The fact is that when a great nation of its own volition takes such action, there is less need than the opponents of the act may surmise for great numbers of special agents to enforce the law. Over and over again history records proof that numbers are not accurate indications of force. The great urge toward better conditions which prompted the making of the law will also accomplish its enforcement; every loyal citizen will become a special agent, in a sense, and the devils of mortal desire, selfishness, and brutality which cry out at the appearance of reform, "Art thou come hither to torment us before the time?" will be compelled to admit and make evident the powerlessness of evil before the impulsion of good.

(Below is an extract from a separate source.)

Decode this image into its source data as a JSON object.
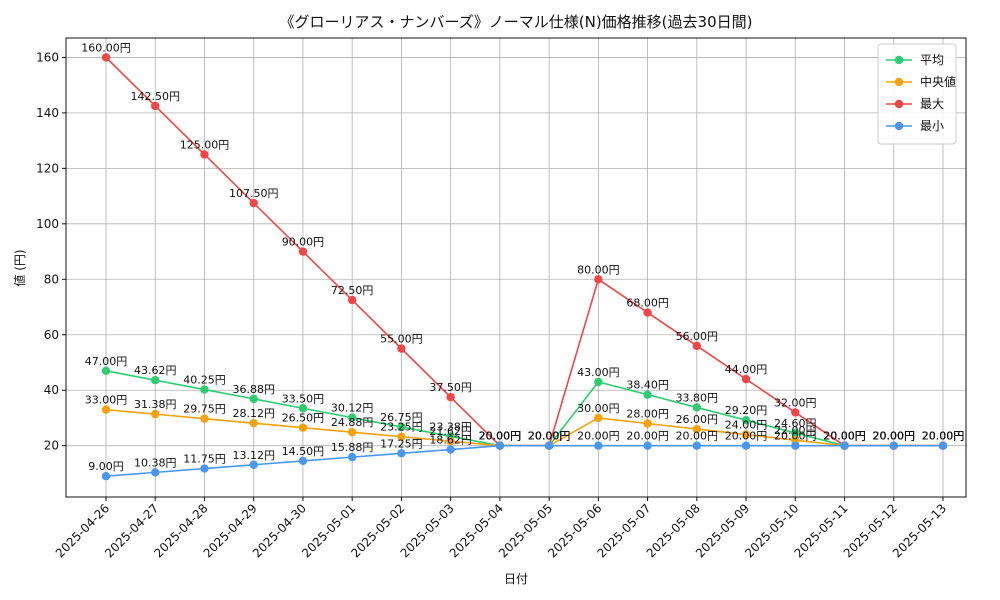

"When the human mind is advancing above itself towards the Divine," says Mrs. Eddy on page 10 of her Message to The Mother Church for 1902,"it is subjugating the body, subduing matter, taking steps outward and upwards. This upward tendency of humanity will finally gain the scope of Jacob's vision, and rise from sense to Soul, from earth to heaven. Religions in general admit that man becomes finally spiritual. If such is man's ultimate, his predicate tending thereto is correct, and inevitably spiritual." Now Spirit is God, and the derivative adjective therefore means "of or from God." If, therefore, such action as is lifting humanity out of its mistakes and miseries is spiritual, or of God, what is there to hinder its enforcement? As Job puts it, "Who knoweth not in all these that the hand of the Lord hath wrought this?"